When We Dead Awaken (Norwegian: Nar vi døde vagner) is the last play written by Norwegian dramatist Henrik Ibsen. Published in December 1899, Ibsen wrote the play between February and November of that year. The first performance was at the Haymarket Theatre in London, a day or two before publication.
The first act takes place outside a spa overlooking a fjord. Sculptor Arnold Rubek and his wife Maia have just enjoyed breakfast and are reading newspapers and drinking champagne. They marvel at how quiet the spa is. Their conversation is lighthearted, but Arnold hints at a general unhappiness with his life. Maia also hints at disappointment. Arnold had promised to take her to a mountaintop to see the whole world as it is, but they have never done so.

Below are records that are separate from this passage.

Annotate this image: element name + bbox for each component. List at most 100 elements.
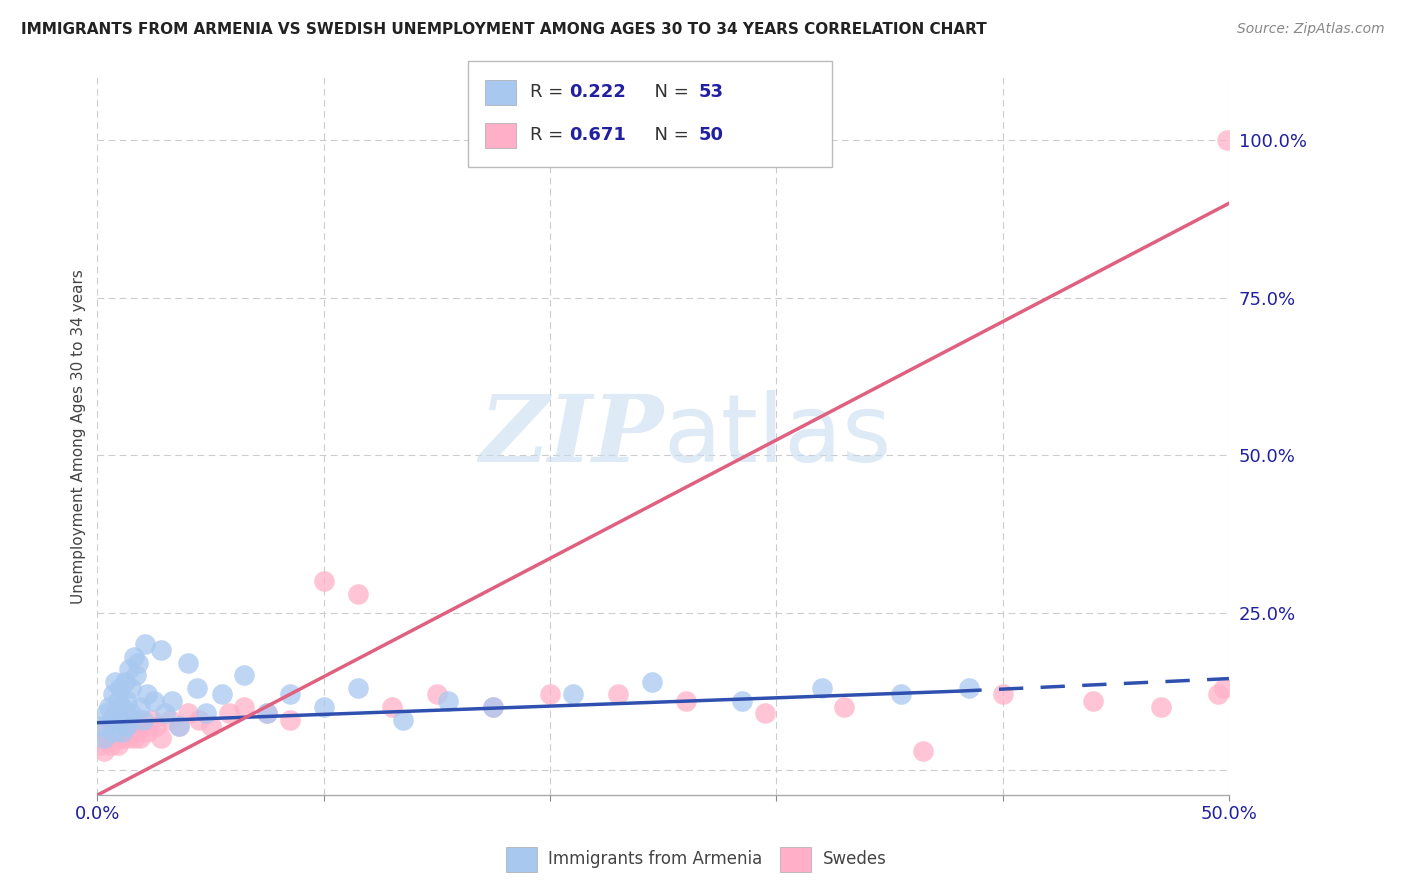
Point (188, 713, 211, 727)
Point (127, 656, 149, 670)
Point (97, 700, 120, 714)
Point (142, 693, 165, 707)
Point (93, 744, 115, 758)
Point (108, 681, 131, 695)
Point (218, 706, 240, 721)
Point (346, 586, 368, 600)
Point (890, 687, 912, 701)
Point (120, 706, 142, 721)
Point (115, 693, 138, 707)
Point (159, 713, 181, 727)
Point (111, 731, 134, 746)
Point (167, 719, 190, 733)
Y-axis label: Unemployment Among Ages 30 to 34 years: Unemployment Among Ages 30 to 34 years (72, 268, 86, 604)
Point (278, 687, 301, 701)
Point (312, 574, 335, 588)
Point (426, 687, 449, 701)
Point (129, 731, 152, 746)
Point (167, 719, 190, 733)
Point (122, 649, 145, 664)
Point (731, 693, 754, 707)
Point (90, 719, 112, 733)
Point (606, 687, 628, 701)
Text: Immigrants from Armenia: Immigrants from Armenia (548, 850, 762, 868)
Text: 0.222: 0.222 (569, 83, 626, 101)
Point (177, 706, 200, 721)
Point (186, 681, 208, 695)
Point (437, 693, 460, 707)
Point (380, 700, 402, 714)
Point (134, 637, 156, 651)
Point (136, 687, 159, 701)
Point (1206, 687, 1229, 701)
Point (93, 731, 115, 746)
Point (104, 674, 127, 689)
Point (96, 706, 118, 721)
Point (103, 725, 125, 739)
Point (115, 731, 138, 746)
Point (103, 719, 125, 733)
Point (195, 706, 218, 721)
Point (675, 693, 697, 707)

The play is dominated by images of stone and petrification. The play charts a progression up into the mountains, and Rubek is a sculptor. One of Ibsen's most dreamlike plays, When We Dead Awaken is also one of his most despairing. "When we dead awaken," Irene explains, "we find that we have never lived." The play is suffused by an intense desire for life, but whether it can be achieved is left problematic, given the play's ironic conclusion (which is, incidentally, reminiscent of the first of Ibsen's two major verse dramas, Brand, and one of his last works in prose, The Master Builder).